7 Şubat 2018 Çarşamba

Arafta Kalmak -Siyah Beyaz Aşk 16.bölüm

Televizyon için hazırlanan bazı işlerde, son dakika da yapılan oyuncu kadrosu ve senaryo ekibinde yapılan değişkliklerin o işe uğurlu gelmediğini düşünürdüm hep.Lakin ''Siyah Beyaz Aşk'' bana bu konuda ne kadar önyargılı olduğumu bir kere daha gösterdi.Siyah Beyaz Aşk'ın kadrosu ve senaryosunda yapılan değişiklikler nokta atışı olmuş.Aslı ve Ferhat karakteri için Birce Akalay ve İbrahim Çelikol'dan başkası düşünülemezmiş gibi geliyor yani en azından benim gözümde.Daha ilk bölümü izleyişim dün gibi iken on altı hafta geçti bile.Ve ben her geçen hafta biraz daha sabırsızlık içinde bekliyorum yeni bölümü.Türk televizyonları ''AŞK'' hikayelerini eğip büküp yeniden anlatmaya o kadar alışmıştı ki ne yalan söyleyeyim artık sade bir olarak dahi bu tarz işleri izlemek beni hiç heyecanlandırmıyordu.Ta ki karşıma ''Siyah Beyaz Aşk'' çıkana kadar...

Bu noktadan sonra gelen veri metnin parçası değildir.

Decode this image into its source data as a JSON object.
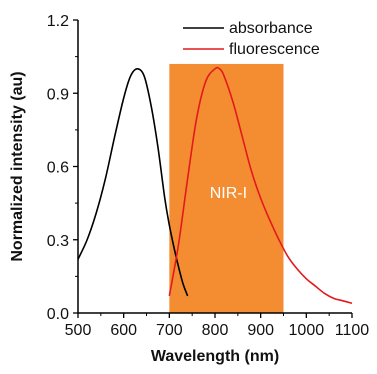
{
  "chart_data": {
    "type": "line",
    "title": "",
    "xlabel": "Wavelength (nm)",
    "ylabel": "Normalized intensity (au)",
    "xlim": [
      500,
      1100
    ],
    "ylim": [
      0.0,
      1.2
    ],
    "x_ticks": [
      500,
      600,
      700,
      800,
      900,
      1000,
      1100
    ],
    "x_tick_labels": [
      "500",
      "600",
      "700",
      "800",
      "900",
      "1000",
      "1100"
    ],
    "y_ticks": [
      0.0,
      0.3,
      0.6,
      0.9,
      1.2
    ],
    "y_tick_labels": [
      "0.0",
      "0.3",
      "0.6",
      "0.9",
      "1.2"
    ],
    "grid": false,
    "legend_position": "top-right",
    "series": [
      {
        "name": "absorbance",
        "color": "#000000",
        "x": [
          500,
          520,
          540,
          560,
          580,
          600,
          615,
          630,
          645,
          660,
          675,
          690,
          700,
          710,
          720,
          730,
          740
        ],
        "y": [
          0.22,
          0.3,
          0.41,
          0.55,
          0.72,
          0.88,
          0.97,
          1.0,
          0.97,
          0.85,
          0.68,
          0.47,
          0.36,
          0.27,
          0.19,
          0.12,
          0.07
        ]
      },
      {
        "name": "fluorescence",
        "color": "#e31a1c",
        "x": [
          700,
          720,
          740,
          760,
          780,
          800,
          810,
          820,
          840,
          860,
          880,
          900,
          920,
          940,
          960,
          980,
          1000,
          1020,
          1040,
          1060,
          1080,
          1100
        ],
        "y": [
          0.07,
          0.28,
          0.55,
          0.8,
          0.95,
          1.0,
          1.0,
          0.97,
          0.86,
          0.72,
          0.58,
          0.47,
          0.38,
          0.3,
          0.23,
          0.18,
          0.14,
          0.11,
          0.08,
          0.06,
          0.05,
          0.04
        ]
      }
    ],
    "regions": [
      {
        "label": "NIR-I",
        "x_range": [
          700,
          950
        ],
        "y_range": [
          0.0,
          1.02
        ],
        "color": "#f48c32"
      }
    ]
  }
}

 Aslına bakarsanız şunu söylemeden geçemeyeceğim, Siyah Beyaz Aşk'ın genel öyküsü ve ilk birkaç bölümün senaryosunu yazan Eylem Canpolat&Sema Ergenekon benim gözümde çok özel ve kıymetli iki kalem ancak;hikayelerin bazı bölümlerinde tıpkı hayatta da olduğu gibi yeni penceler açıp taptaze bir soluk almaya ihtiyaç olduğunu düşünüyorum.Fakat Erkan Birgören'in kalemine hiç aşina olmadığımdan hikayenin nasıl ilerleyeceği konusunda hiçbir fikrim yoktu.Benim cahilliğimmiş,zira karşıma böyle muhteşem bir ''AŞK'' hikayesi çıkabileceğini hiç düşünmemiştim.Oyunculuklara zaten söylecek lafım yok, ama sanırım beni bu hikayede en fazla cezp eden şey inci gibi işlenmiş olan senaryosu.Malunuz özellikle Ferhat kapalı bir kutu olduğundan ve tek kelimelik ifade biçimi kullandığından söylediklerinin derinliği herhangi bir karaktere oranla çok daha fazla önem taşıyor.İbrahim Çelikol olağanüstü bir performans sergiliyor.İlk bölümler için karakteri fazla donuk ve soğuk bulmuştum.Ama şuan için ''Ferhat Aslan '' karakteri kafamda ve kalbimde çok başka bir yerde duruyor.Zira Namık gibi bir adamın yanında büyüyen birine göre fazla iyi bile denilebilir.On altıncı bölüm benim nazarımda şimdiye kadar izlemiş olduğunuz bölümler içerisinde temposu en yüksek olanıydı.Aslı ve Ferhat'ın ilişkisinden baştan beri fedakarlık yapan Aslıydı.Ama her insanda olduğu gibi Aslı'nın bir dayanma gücü var ve biz o sınıra çoktan gelmiştik bence.Fakat Aslı, Ferhat'a olan koşulsuz sevgisinden dolayı son ana kadar içindeki umutları hep besledi.Bunca şeye rağmen Ferhat'ın yinede boşanma kararı alması Aslı için bardağı taşıran son damla oldu.Aslı'nın son sahnede yaptığı hamle biraz sert gelebilir,bazılarınıza ben aynı fikirde değilim malesef.Kalmak çözüm olmuyorsa kısa süreliğine de olsa gitmek gerekir kimi zaman.Bu hamleden Ferhat ve biraz daha yumuşar ve en azından Aslı ile empati yapar hale gelir umarım.Şahane bir bölümdü.Emeklere sağlık.